Postcards from a travelling archaeologist: Crichton Church
To celebrate the Year of History, Heritage and Archaeology, we asked our archaeologist ‘Travelling’ Matt to send us postcards from his fieldwork around the country.
Over the year, Matt has promised to send us a postcard from some of the amazing places he finds himself in, describing the archaeology and talking to the Forestry Rangers who care for it.
Last time Matt was exploring the WWII archaeology of Lossie Forest in Moray – and a new postcard has just arrived!
As you know, I often find myself in some quite unusual places doing some unusual things, but this day was pretty special! I was in Crichton Church, helping to record the sound of a replica Iron Age carnyx as part of the Dun Deardail project.
The carnyx is an amazing Celtic horn – only a very few examples have ever been found, although the Romans wrote about them and they were depicted in Celtic art (on the fantastic Gundestrup cauldron for example).
Musicians John Kenny and Gavin Sutherland were exploring ‘The Sorrow of Derdriu’, an ancient Irish Celtic myth, using the astonishing sounds of the carnyx.
Myths such as ‘The Sorrow of Derdriu’ help us to connect with Iron Age society and understand sites like Dun Deardail. I can’t wait to hear how the musicians get on!
Archaeology is the objective (or scientific) study of our material culture and its subjective interpretation.

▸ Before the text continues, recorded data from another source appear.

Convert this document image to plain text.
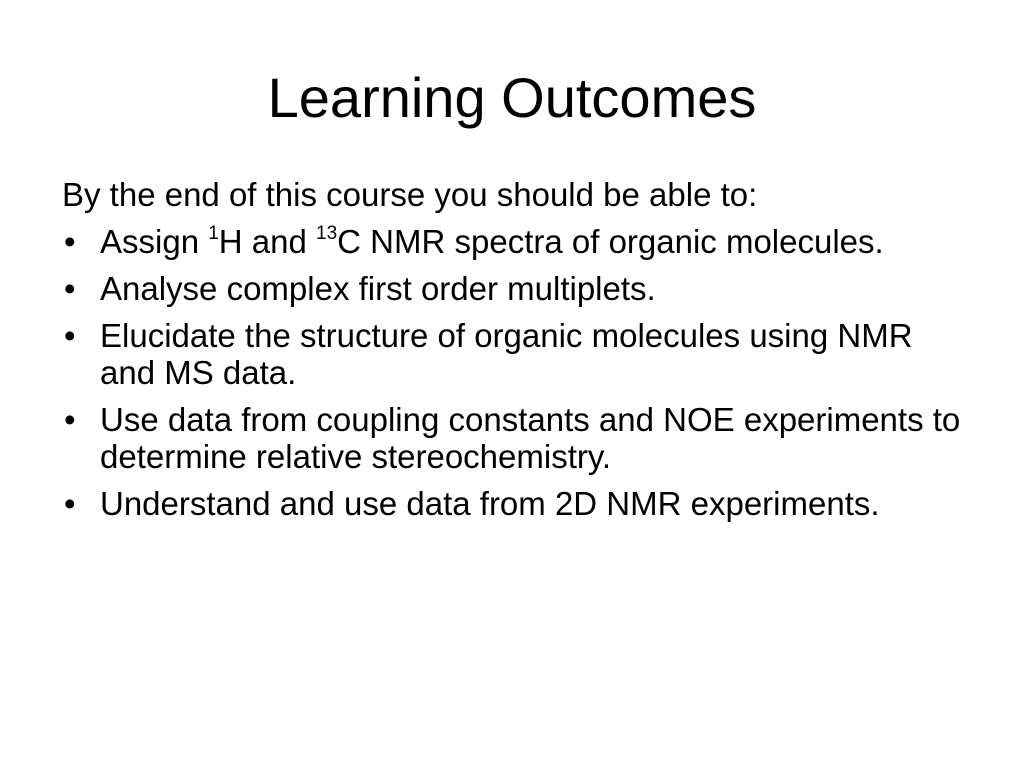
Learning Outcomes

By the end of this course you should be able to:

• Assign $^1$H and $^{13}$C NMR spectra of organic molecules.
• Analyse complex first order multiplets.
• Elucidate the structure of organic molecules using NMR and MS data.
• Use data from coupling constants and NOE experiments to determine relative stereochemistry.
• Understand and use data from 2D NMR experiments.
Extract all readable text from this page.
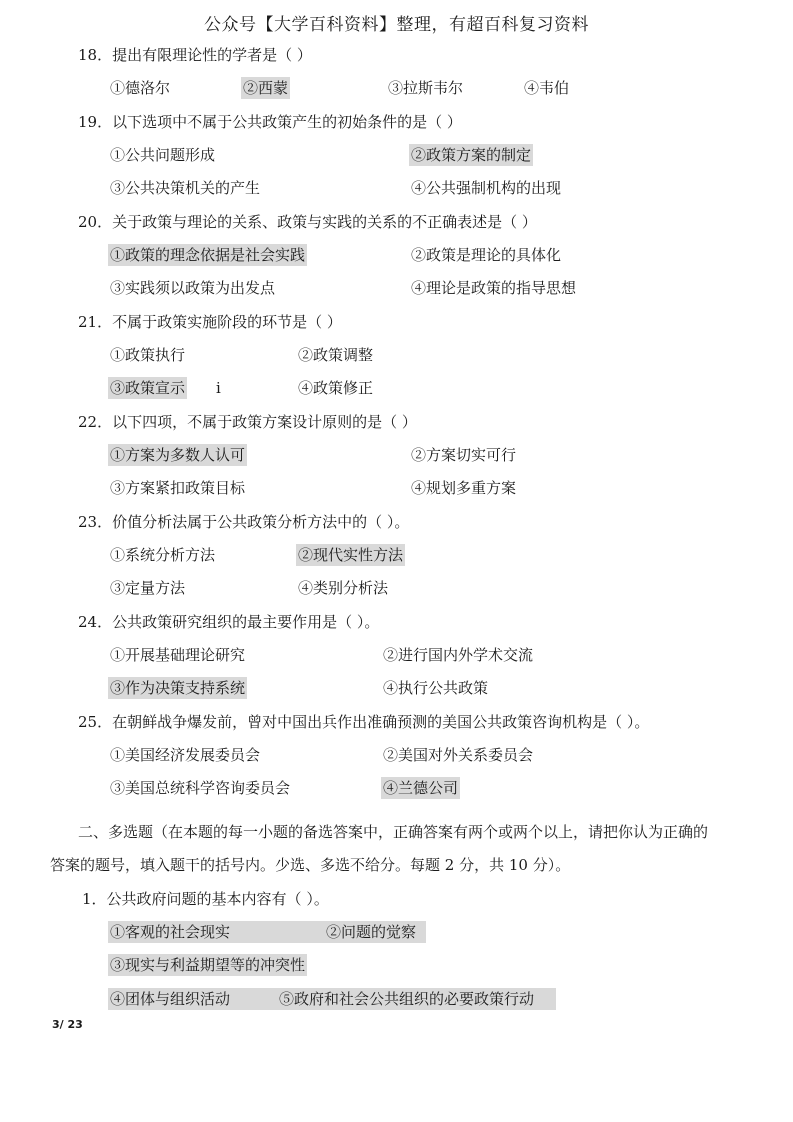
公众号【大学百科资料】整理，有超百科复习资料
18．提出有限理论性的学者是（ ）
①德洛尔	②西蒙	③拉斯韦尔	④韦伯
19．以下选项中不属于公共政策产生的初始条件的是（ ）
①公共问题形成	②政策方案的制定
③公共决策机关的产生	④公共强制机构的出现
20．关于政策与理论的关系、政策与实践的关系的不正确表述是（ ）
①政策的理念依据是社会实践	②政策是理论的具体化
③实践须以政策为出发点	④理论是政策的指导思想
21．不属于政策实施阶段的环节是（ ）
①政策执行	②政策调整
③政策宣示 i	④政策修正
22．以下四项，不属于政策方案设计原则的是（ ）
①方案为多数人认可	②方案切实可行
③方案紧扣政策目标	④规划多重方案
23．价值分析法属于公共政策分析方法中的（ ）。
①系统分析方法	②现代实性方法
③定量方法	④类别分析法
24．公共政策研究组织的最主要作用是（ ）。
①开展基础理论研究	②进行国内外学术交流
③作为决策支持系统	④执行公共政策
25．在朝鲜战争爆发前，曾对中国出兵作出准确预测的美国公共政策咨询机构是（ ）。
①美国经济发展委员会	②美国对外关系委员会
③美国总统科学咨询委员会	④兰德公司
二、多选题（在本题的每一小题的备选答案中，正确答案有两个或两个以上，请把你认为正确的
答案的题号，填入题干的括号内。少选、多选不给分。每题 2 分，共 10 分）。
1．公共政府问题的基本内容有（ ）。
①客观的社会现实	②问题的觉察
③现实与利益期望等的冲突性
④团体与组织活动	⑤政府和社会公共组织的必要政策行动
3/ 23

Reconstructed buildings, replica objects, creative artwork and the preforming arts can all help us to reimagine the past.
Although no complete carnyx has ever been found, fragments from across Europe have allowed archaeologists to piece together what the instrument would have looked like.
Bringing the carnyx back to life thanks to modern reconstructions allows us to see and hear what those living in the past would have experienced. John Kenny co-founded an organisation, Carnyx & Co., in 1997 who help provide a link between musical archaeology and contemporary performances and recordings.
You might have spotted a carnyx in some of your favourite historical films – one can be seen near the start of both Gladiator (2000) and Pixar’s Brave (2012).